The new law is a bad deal for consumers, and it's a bad deal that exists across the country.
Virtually all states have some form of law keeping automakers from selling directly to consumers or operating their own dealerships. That's why even if you go online and pick out a car on the manufacturer's website, you typically can't get it delivered to your door the way you would with nearly any other product; you have to contract with a local dealership, owned by a third party, to facilitate the transaction.
The Florida law is a boon to dealers, who overwhelmingly favored it: The Florida Automobile Dealers Association (FADA), which was involved in drafting the legislation, released an issue brief in February supporting the bill. It cited up-and-coming electric vehicle (E.V.) manufacturers like Tesla and Rivian that threaten the franchise dealership model: Tesla owns all of its retail locations, while Rivian has none.
But notably, the bill would not ban direct-to-consumer sales entirely: Lobbyists working on behalf of Tesla negotiated a carve-out in the bill that would allow automakers currently selling that way to continue to do so, while legacy automakers would be forbidden.
"As new EV companies have entered the marketplace, some legacy manufacturers have begun to mirror their programs," the FADA brief cautioned. While noting that Florida dealers do not oppose newcomers that sell directly to consumers, "legislation should make it clear that a legacy manufacturer (a manufacturer that has an independent dealer network) may not own, directly or through a commercial entity, a dealership nor sell direct-to-consumer." (Other states have floated similar laws without carve-outs: In March, the Mississippi Senate approved a bill that would hold E.V. manufacturers to the same franchise dealer rules as other automakers. Tesla and Rivian would have to build brick-and-mortar dealerships just for the privilege of selling to Mississippians.)

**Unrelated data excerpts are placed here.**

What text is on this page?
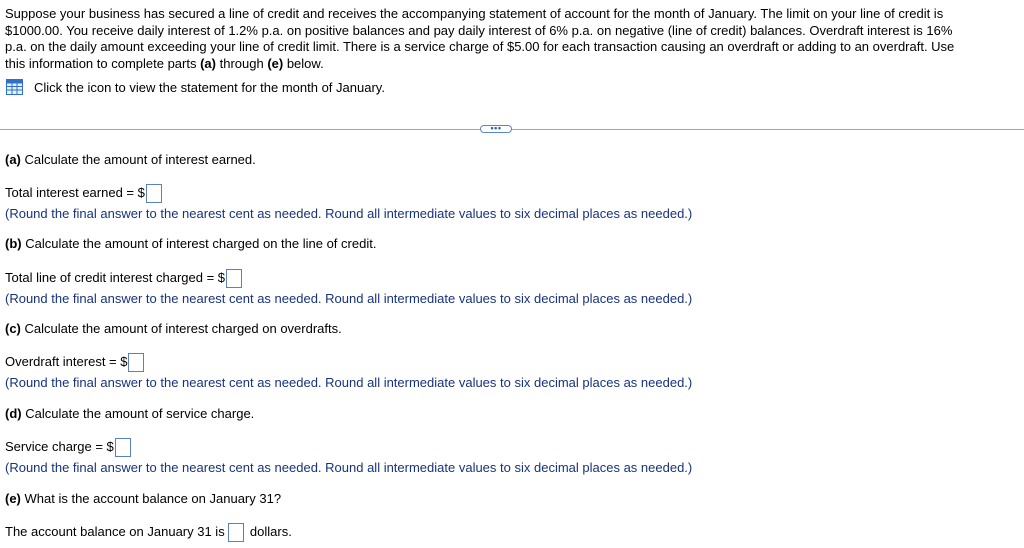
Suppose your business has secured a line of credit and receives the accompanying statement of account for the month of January. The limit on your line of credit is
$1000.00. You receive daily interest of 1.2% p.a. on positive balances and pay daily interest of 6% p.a. on negative (line of credit) balances. Overdraft interest is 16%
p.a. on the daily amount exceeding your line of credit limit. There is a service charge of $5.00 for each transaction causing an overdraft or adding to an overdraft. Use
this information to complete parts (a) through (e) below.
Click the icon to view the statement for the month of January.
•••
(a) Calculate the amount of interest earned.
Total interest earned = $
(Round the final answer to the nearest cent as needed. Round all intermediate values to six decimal places as needed.)
(b) Calculate the amount of interest charged on the line of credit.
Total line of credit interest charged = $
(Round the final answer to the nearest cent as needed. Round all intermediate values to six decimal places as needed.)
(c) Calculate the amount of interest charged on overdrafts.
Overdraft interest = $
(Round the final answer to the nearest cent as needed. Round all intermediate values to six decimal places as needed.)
(d) Calculate the amount of service charge.
Service charge = $
(Round the final answer to the nearest cent as needed. Round all intermediate values to six decimal places as needed.)
(e) What is the account balance on January 31?
The account balance on January 31 is  dollars.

FADA insisted the bill is necessary to "protect the competitive nature of the franchise system." It further claimed, "The franchise system has always driven prices down for the consumer," and dealers "offer every advantage of the direct sellers" while remaining local. FADA lobbyist Dave Ramba told Florida Politics, "The attempt by auto manufacturers to cut out the dealer would only result in higher prices and less customer service to the public."
This is nonsense. True competition would involve welcoming as many competitors as possible. Dealer protection laws don't make the car-buying process better for buyers—most people, especially younger buyers, don't enjoy having to go to a dealership and haggle over prices. And experts hate it, too: "The argument that adding a mandatory layer of costs between the manufacturer and the consumer will reduce consumer prices has no basis in economics," according to a 2020 letter signed by dozens of economists and law professors. "Nor do arguments that dealers are necessary to advocate for consumer interests in obtaining recalls or warranty service make any sense."
The Federal Trade Commission has also determined over the years that dealer franchise laws "harmed consumers because they caused motor vehicle prices to rise" and "insulate motor vehicle dealers from competition from automotive manufacturers."
As with any other product, the market should decide the best way to buy and sell a given product. Since the dealership model is increasingly outdated, dealers turn to state law in order to retain a competitive advantage.